Answer:
29.47 g of AlCl₃.
Explanation:
We'll begin by writing the balanced equation for the reaction. This is illustrated below:
2Al + 3Cl₂ —> 2AlCl₃
Next, we shall determine the mass of Al that reacted and the mass of AlCl₃ produced from the balanced equation.

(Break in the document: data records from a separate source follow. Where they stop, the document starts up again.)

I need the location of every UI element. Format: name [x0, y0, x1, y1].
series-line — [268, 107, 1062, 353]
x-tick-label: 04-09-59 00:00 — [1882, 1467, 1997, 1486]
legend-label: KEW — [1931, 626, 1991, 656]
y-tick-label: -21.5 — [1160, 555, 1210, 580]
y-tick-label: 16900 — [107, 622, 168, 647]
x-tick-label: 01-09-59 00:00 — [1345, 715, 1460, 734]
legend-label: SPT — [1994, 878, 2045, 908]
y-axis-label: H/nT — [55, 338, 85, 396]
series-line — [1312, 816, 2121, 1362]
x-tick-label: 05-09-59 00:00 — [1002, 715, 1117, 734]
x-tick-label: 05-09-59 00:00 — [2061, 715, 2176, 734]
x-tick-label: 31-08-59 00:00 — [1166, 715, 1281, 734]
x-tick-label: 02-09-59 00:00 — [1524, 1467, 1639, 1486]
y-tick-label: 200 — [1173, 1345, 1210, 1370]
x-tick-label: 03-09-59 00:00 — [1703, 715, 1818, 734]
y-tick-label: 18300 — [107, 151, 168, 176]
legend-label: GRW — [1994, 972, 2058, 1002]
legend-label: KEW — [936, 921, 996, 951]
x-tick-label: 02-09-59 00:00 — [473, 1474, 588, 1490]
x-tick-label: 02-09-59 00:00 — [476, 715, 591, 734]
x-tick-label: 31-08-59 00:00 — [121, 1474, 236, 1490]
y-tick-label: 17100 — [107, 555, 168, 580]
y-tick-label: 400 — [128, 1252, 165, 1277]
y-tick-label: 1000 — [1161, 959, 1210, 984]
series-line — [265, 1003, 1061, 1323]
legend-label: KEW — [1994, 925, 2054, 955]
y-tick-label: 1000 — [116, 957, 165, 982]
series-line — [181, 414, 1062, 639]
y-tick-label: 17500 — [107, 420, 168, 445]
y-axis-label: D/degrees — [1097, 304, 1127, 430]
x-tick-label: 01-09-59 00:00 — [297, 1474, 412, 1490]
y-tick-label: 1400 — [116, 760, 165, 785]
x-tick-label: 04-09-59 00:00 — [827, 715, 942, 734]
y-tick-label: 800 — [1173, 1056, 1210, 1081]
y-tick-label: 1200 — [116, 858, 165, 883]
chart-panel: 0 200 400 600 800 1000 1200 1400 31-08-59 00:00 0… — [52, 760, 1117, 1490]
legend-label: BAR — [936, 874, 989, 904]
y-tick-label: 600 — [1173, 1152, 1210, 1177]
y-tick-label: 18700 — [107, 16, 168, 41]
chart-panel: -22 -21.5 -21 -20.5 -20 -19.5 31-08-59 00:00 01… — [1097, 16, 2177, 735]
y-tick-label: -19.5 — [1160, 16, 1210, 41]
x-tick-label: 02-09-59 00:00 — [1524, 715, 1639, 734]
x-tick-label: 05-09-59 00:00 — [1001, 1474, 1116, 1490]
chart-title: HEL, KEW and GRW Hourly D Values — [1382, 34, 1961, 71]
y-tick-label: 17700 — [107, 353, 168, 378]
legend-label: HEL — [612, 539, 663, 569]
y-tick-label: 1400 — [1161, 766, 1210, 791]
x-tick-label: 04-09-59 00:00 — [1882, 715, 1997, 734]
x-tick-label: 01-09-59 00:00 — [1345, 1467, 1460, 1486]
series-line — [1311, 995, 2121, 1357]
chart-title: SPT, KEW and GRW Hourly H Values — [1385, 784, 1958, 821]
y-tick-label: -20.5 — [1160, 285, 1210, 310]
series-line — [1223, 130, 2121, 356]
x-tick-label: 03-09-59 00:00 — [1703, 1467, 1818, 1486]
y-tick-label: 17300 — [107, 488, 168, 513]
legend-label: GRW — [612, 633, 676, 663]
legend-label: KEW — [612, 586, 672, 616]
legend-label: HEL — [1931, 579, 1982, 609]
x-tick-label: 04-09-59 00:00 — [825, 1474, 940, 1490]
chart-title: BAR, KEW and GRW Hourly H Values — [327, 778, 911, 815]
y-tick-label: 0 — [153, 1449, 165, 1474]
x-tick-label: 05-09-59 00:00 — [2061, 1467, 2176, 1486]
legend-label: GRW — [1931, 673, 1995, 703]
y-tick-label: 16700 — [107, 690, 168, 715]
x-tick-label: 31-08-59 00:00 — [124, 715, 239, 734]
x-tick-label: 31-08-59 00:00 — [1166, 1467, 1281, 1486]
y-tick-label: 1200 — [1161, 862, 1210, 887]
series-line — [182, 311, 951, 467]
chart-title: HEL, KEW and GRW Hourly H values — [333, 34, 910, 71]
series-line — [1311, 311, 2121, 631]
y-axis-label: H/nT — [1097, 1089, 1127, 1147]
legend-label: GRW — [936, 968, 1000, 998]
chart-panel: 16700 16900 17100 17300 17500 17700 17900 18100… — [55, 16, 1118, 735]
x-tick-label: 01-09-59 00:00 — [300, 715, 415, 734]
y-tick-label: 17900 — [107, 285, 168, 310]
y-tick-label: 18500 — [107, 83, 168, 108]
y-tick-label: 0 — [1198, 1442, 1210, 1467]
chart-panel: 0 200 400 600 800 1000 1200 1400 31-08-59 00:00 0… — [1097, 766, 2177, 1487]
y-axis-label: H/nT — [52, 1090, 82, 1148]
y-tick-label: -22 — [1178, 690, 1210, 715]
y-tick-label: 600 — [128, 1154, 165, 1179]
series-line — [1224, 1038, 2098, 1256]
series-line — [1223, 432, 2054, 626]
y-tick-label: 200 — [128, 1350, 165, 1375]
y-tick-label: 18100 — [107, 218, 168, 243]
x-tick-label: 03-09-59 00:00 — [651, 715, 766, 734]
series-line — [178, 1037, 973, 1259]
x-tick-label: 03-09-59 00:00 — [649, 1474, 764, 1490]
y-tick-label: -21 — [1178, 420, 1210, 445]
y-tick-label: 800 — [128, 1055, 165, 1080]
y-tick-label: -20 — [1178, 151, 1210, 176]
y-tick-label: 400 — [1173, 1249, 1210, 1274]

This can be obtained as follow:
Molar mass of Al = 27 g/mol
Mass of Al from the balanced equation = 2 × 27 = 54 g
Molar mass of AlCl₃ = 27 + (35.5× 3)
= 27 + 106.5
= 133.5 g/mol
Mass of AlCl₃ from the balanced equation = 2 × 133.5 = 267 g
SUMMARY:
From the balanced equation above,
54 g of Al reacted to produce 267 g of AlCl₃.
Finally, we shall determine the mass of AlCl₃ produced by the reaction of 5.96 g of Al. This can be obtained as follow:
From the balanced equation above,
54 g of Al reacted to produce 267 g of AlCl₃.
Therefore, 5.96 g of Al will react to produce = (5.96 × 267)/54 = 29.47 g of AlCl₃.
Thus, 29.47 g of AlCl₃ were obtained from the reaction.